The company expanded its hospitality business with the October purchase of the Journeyman Lodge, 20 miles south of Whistler Village in B.C. And Campus Seattle is following behind a similar project in Salt Lake City which opens next week and will feature the first evoHotel as well as another Bouldering Project location and All Together Skatepark across 100,000 square feet of onetime warehouse space.

Evolution Projects has also been busy an hour east of Seattle, developing homes and retail at Snoqualmie Pass.
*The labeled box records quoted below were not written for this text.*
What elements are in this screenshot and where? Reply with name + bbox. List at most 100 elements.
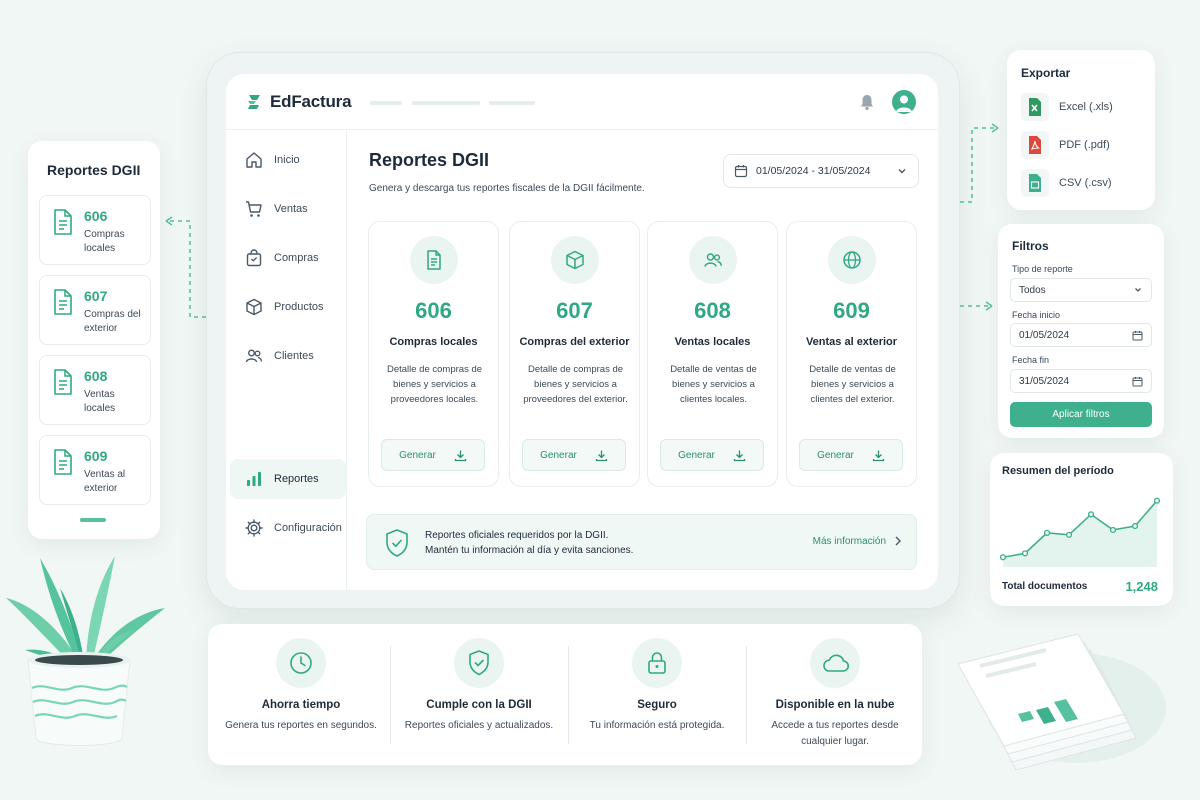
export-label: CSV (.csv) [1059, 177, 1112, 189]
feature-icon-badge [276, 638, 326, 688]
sidebar-item-productos[interactable]: Productos [230, 287, 346, 327]
calendar-icon [1132, 330, 1143, 340]
calendar-icon [1132, 376, 1143, 386]
report-type-select[interactable]: Todos [1010, 278, 1152, 302]
logo-mark-icon [248, 95, 260, 109]
export-pdf[interactable]: PDF (.pdf) [1021, 130, 1110, 160]
report-code: 607 [556, 298, 593, 323]
export-label: PDF (.pdf) [1059, 139, 1110, 151]
list-item[interactable]: 607 Compras del exterior [39, 275, 151, 345]
chevron-right-icon [895, 536, 901, 546]
feature-icon-badge [810, 638, 860, 688]
sidebar-item-label: Ventas [274, 203, 308, 215]
info-line-2: Mantén tu información al día y evita san… [425, 545, 634, 556]
report-icon-badge [689, 236, 737, 284]
report-icon-badge [551, 236, 599, 284]
date-range-picker[interactable]: 01/05/2024 - 31/05/2024 [723, 154, 919, 188]
list-item[interactable]: 609 Ventas al exterior [39, 435, 151, 505]
total-value: 1,248 [1125, 579, 1158, 594]
export-csv[interactable]: CSV (.csv) [1021, 168, 1112, 198]
feature-icon-badge [454, 638, 504, 688]
feature-item: Cumple con la DGII Reportes oficiales y … [390, 624, 568, 765]
csv-icon [1021, 169, 1049, 197]
generate-button[interactable]: Generar [522, 439, 626, 471]
generate-button[interactable]: Generar [381, 439, 485, 471]
sidebar-item-compras[interactable]: Compras [230, 238, 346, 278]
chart-point [1109, 526, 1117, 534]
more-info-link[interactable]: Más información [813, 535, 902, 547]
panel-title: Filtros [1012, 239, 1049, 253]
report-code: 609 [833, 298, 870, 323]
report-type-value: Todos [1019, 284, 1046, 296]
document-icon [54, 289, 72, 315]
report-description: Detalle de compras de bienes y servicios… [386, 364, 483, 405]
list-item-code: 607 [84, 288, 108, 304]
sidebar-item-clientes[interactable]: Clientes [230, 336, 346, 376]
avatar[interactable] [892, 90, 916, 114]
document-icon [54, 369, 72, 395]
more-info-label: Más información [812, 535, 886, 547]
sidebar-item-inicio[interactable]: Inicio [230, 140, 346, 180]
apply-filters-button[interactable]: Aplicar filtros [1010, 402, 1152, 427]
download-icon [454, 450, 466, 461]
generate-button-label: Generar [678, 449, 715, 461]
list-item-name: Ventas al exterior [84, 469, 126, 494]
nav-placeholder [489, 101, 535, 105]
sidebar-item-label: Inicio [274, 154, 300, 166]
generate-button-label: Generar [399, 449, 436, 461]
app-logo[interactable]: EdFactura [246, 92, 352, 112]
sidebar-item-label: Compras [274, 252, 319, 264]
bell-icon[interactable] [858, 93, 876, 111]
sidebar-item-configuracion[interactable]: Configuración [230, 508, 346, 548]
feature-icon-badge [632, 638, 682, 688]
report-card-609: 609 Ventas al exterior Detalle de ventas… [786, 221, 917, 487]
feature-title: Disponible en la nube [775, 699, 895, 711]
scroll-handle[interactable] [80, 518, 106, 522]
sidebar-item-reportes[interactable]: Reportes [230, 459, 346, 499]
app-window: EdFactura Inicio Ventas Compras Producto… [226, 74, 938, 590]
list-item-name: Ventas locales [84, 389, 116, 414]
export-panel: Exportar Excel (.xls) PDF (.pdf) CSV (.c… [1007, 50, 1155, 210]
globe-icon [843, 251, 861, 269]
report-description: Detalle de compras de bienes y servicios… [523, 364, 628, 405]
box-icon [246, 298, 262, 316]
feature-title: Ahorra tiempo [261, 699, 341, 711]
list-item-name: Compras locales [84, 229, 125, 254]
report-type-label: Tipo de reporte [1012, 264, 1073, 274]
list-item[interactable]: 608 Ventas locales [39, 355, 151, 425]
list-item[interactable]: 606 Compras locales [39, 195, 151, 265]
page-subtitle: Genera y descarga tus reportes fiscales … [369, 183, 645, 194]
report-title: Ventas al exterior [805, 336, 898, 348]
export-label: Excel (.xls) [1059, 101, 1113, 113]
app-name: EdFactura [270, 92, 352, 111]
nav-placeholder [370, 101, 402, 105]
end-date-field[interactable]: 31/05/2024 [1010, 369, 1152, 393]
generate-button[interactable]: Generar [799, 439, 903, 471]
start-date-value: 01/05/2024 [1019, 329, 1070, 341]
document-icon [427, 250, 441, 270]
chart-point [1087, 511, 1095, 518]
document-icon [54, 449, 72, 475]
panel-title: Reportes DGII [47, 162, 141, 178]
sidebar-item-label: Productos [274, 301, 324, 313]
report-code: 606 [415, 298, 452, 323]
total-label: Total documentos [1002, 581, 1088, 592]
report-title: Ventas locales [674, 336, 751, 348]
generate-button[interactable]: Generar [660, 439, 764, 471]
clock-icon [290, 652, 312, 674]
gear-icon [245, 519, 263, 537]
plant-illustration [6, 556, 165, 746]
reports-list-panel: Reportes DGII 606 Compras locales 607 Co… [28, 141, 160, 539]
list-item-name: Compras del exterior [84, 309, 141, 334]
date-range-value: 01/05/2024 - 31/05/2024 [756, 165, 871, 177]
document-icon [54, 209, 72, 235]
start-date-field[interactable]: 01/05/2024 [1010, 323, 1152, 347]
info-banner: Reportes oficiales requeridos por la DGI… [366, 514, 917, 570]
sidebar-item-ventas[interactable]: Ventas [230, 189, 346, 229]
filters-panel: Filtros Tipo de reporte Todos Fecha inic… [998, 224, 1164, 438]
shield-check-icon [386, 529, 408, 557]
sidebar: Inicio Ventas Compras Productos Clientes… [226, 130, 347, 590]
export-excel[interactable]: Excel (.xls) [1021, 92, 1113, 122]
feature-item: Seguro Tu información está protegida. [568, 624, 746, 765]
users-icon [704, 253, 722, 267]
The soon-to-open Firehouse will transform another “left-for-dead” building, as Phillips put it, into a new hub for the ski area community, with a co-working space, cafe, and, of course, an Evo store.

As for retail competitors, Amazon sells similar products but Phillips believes Evo has actually gained market share because Amazon hollowed out a lot of the competition in the middle. REI is more “complimentary than competitive,” he said, and Backcountry.com is probably Evo’s biggest head-to-head rival.

“It’s kind of wild, given the scale of the addressable market, that there just really are not a whole lot of folks on the field, frankly,” Phillips said. “I guess because e-commerce is hard, retail is hard, margins are hard, operations are hard.”

Phillips has always been drawn to creating a place that activates a community and brings people together beyond any transaction. Ten years after having a vision for the Seattle block his company now fully owns, he’s looking forward to plugging in the final big pieces of the puzzle.

“We see this as not a project but a platform,” Phillips said of the Campus effort and bringing Evo’s active brand experience to life with a mix of uses. “We don’t have to own them all, we don’t have to operate them all, but we want to curate them and really bring together an amazing mix of concepts in one place.

“There’s just nothing like it in the world.”